The U.S. economy is destined for a modest year of growth, according to economic experts and Federal Reserve Chairman Ben Bernanke.
The assessment follows two market-moving events today: A Commerce Department report revising fourth-quarter GDP growth and a House Committee on Financial Services hearing featuring a testimony by the Fed chief.
The Commerce report, which showed that the economy grew at a 3 percent rate at the end of 2011 rather than 2.8 percent, was the genuine surprise today. Analysts polled by Bloomberg earlier in the month weren't expecting an increase, and in many cases, foreshadowed a downward revision. A string of positive economic developments drove the re-write, including an acceleration in personal consumption spending (up 2.1 percent), exports (up 4.3 percent), and manufacturing. Additionally, growth in disposable income was revised upward to 1.4 percent from 0.8 percent.
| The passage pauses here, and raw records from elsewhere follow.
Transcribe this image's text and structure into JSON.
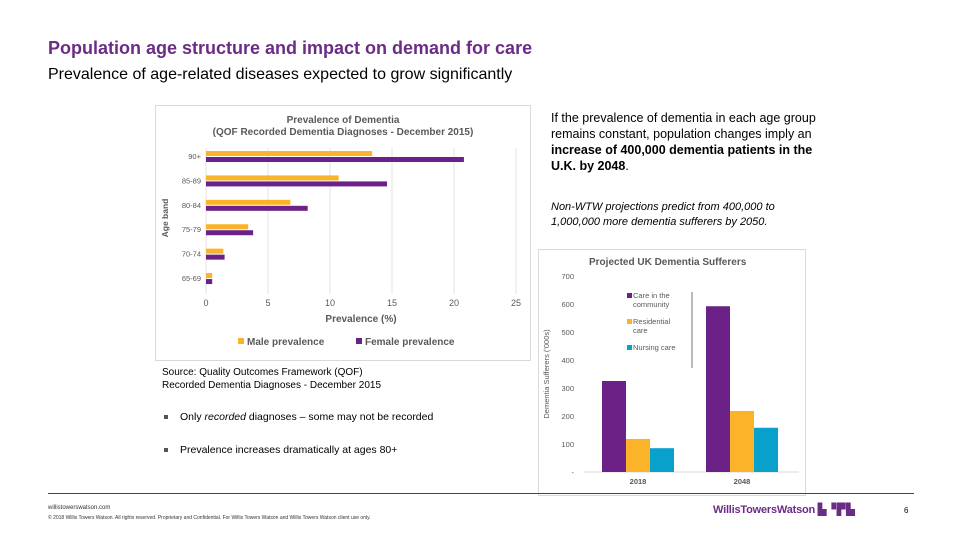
{
  "header": {
    "title": "Population age structure and impact on demand for care",
    "subtitle": "Prevalence of age-related diseases expected to grow significantly"
  },
  "text": {
    "intro_plain": "If the prevalence of dementia in each age group remains constant, population changes imply an ",
    "intro_bold": "increase of 400,000 dementia patients in the U.K. by 2048",
    "intro_end": ".",
    "note": "Non-WTW projections predict from 400,000 to 1,000,000 more dementia sufferers by 2050.",
    "source_line1": "Source: Quality Outcomes Framework (QOF)",
    "source_line2": "Recorded Dementia Diagnoses - December 2015",
    "bullet1_pre": "Only ",
    "bullet1_em": "recorded",
    "bullet1_post": " diagnoses – some may not be recorded",
    "bullet2": "Prevalence increases dramatically at ages 80+"
  },
  "footer": {
    "site": "willistowerswatson.com",
    "copyright": "© 2018 Willis Towers Watson. All rights reserved. Proprietary and Confidential. For Willis Towers Watson and Willis Towers Watson client use only.",
    "logo": "WillisTowersWatson",
    "page": "6"
  },
  "colors": {
    "purple": "#6b2185",
    "orange": "#fbb42a",
    "blue": "#0aa0cc",
    "title": "#6b2c86"
  },
  "chart_data": [
    {
      "type": "bar",
      "orientation": "horizontal",
      "title": "Prevalence of Dementia",
      "subtitle": "(QOF Recorded Dementia Diagnoses - December 2015)",
      "categories": [
        "90+",
        "85-89",
        "80-84",
        "75-79",
        "70-74",
        "65-69"
      ],
      "series": [
        {
          "name": "Male prevalence",
          "color": "#fbb42a",
          "values": [
            13.4,
            10.7,
            6.8,
            3.4,
            1.4,
            0.5
          ]
        },
        {
          "name": "Female prevalence",
          "color": "#6b2185",
          "values": [
            20.8,
            14.6,
            8.2,
            3.8,
            1.5,
            0.5
          ]
        }
      ],
      "xlabel": "Prevalence (%)",
      "ylabel": "Age band",
      "xlim": [
        0,
        25
      ],
      "xticks": [
        "0",
        "5",
        "10",
        "15",
        "20",
        "25"
      ],
      "grid": true,
      "legend": "bottom"
    },
    {
      "type": "bar",
      "title": "Projected UK Dementia Sufferers",
      "categories": [
        "2018",
        "2048"
      ],
      "series": [
        {
          "name": "Care in the community",
          "label_lines": [
            "Care in the",
            "community"
          ],
          "color": "#6b2185",
          "values": [
            325,
            592
          ]
        },
        {
          "name": "Residential care",
          "label_lines": [
            "Residential",
            "care"
          ],
          "color": "#fbb42a",
          "values": [
            118,
            218
          ]
        },
        {
          "name": "Nursing care",
          "label_lines": [
            "Nursing care"
          ],
          "color": "#0aa0cc",
          "values": [
            85,
            158
          ]
        }
      ],
      "ylabel": "Dementia Sufferers ('000s)",
      "ylim": [
        0,
        700
      ],
      "yticks": [
        "-",
        "100",
        "200",
        "300",
        "400",
        "500",
        "600",
        "700"
      ],
      "legend": "top-left"
    }
  ]
}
Taken together, the indicators have caused analysts to "tamper expectations of a sharp pullback in growth this quarter," reports Reuters. The reason we're not seeing expectations of strong growth, however, is because of other signs of lagging, such as real final sales of domestic product, the GDP minus inventory addtions, which increases a mere 1.1 percent in the fourth quarter as opposed to a 3.2 percent increase in the previous quarter. "Growth is still on the right path, but we are not going to see any acceleration. Income was revised up so it removed one of the headwinds to growth in the beginning of the year," Yelena Shulyatyeva, an economist at BNP Paribas, tells Reuters.
Speaking with U.S. News and World Report, Nigel Gault, chief U.S. economist at IHS Global Insight, says, "We still think that growth will slow to around 2 percent in Q1, with final sales doing much better but inventories no longer adding to growth."
“The recovery of the U.S. economy continues, but the pace of expansion has been uneven and modest by historical standards,” Bernanke said. As a result, he pledged that the central bank would continue its economic stimulus efforts such as keeping short-term interest rates near zero and lowering borrowing costs.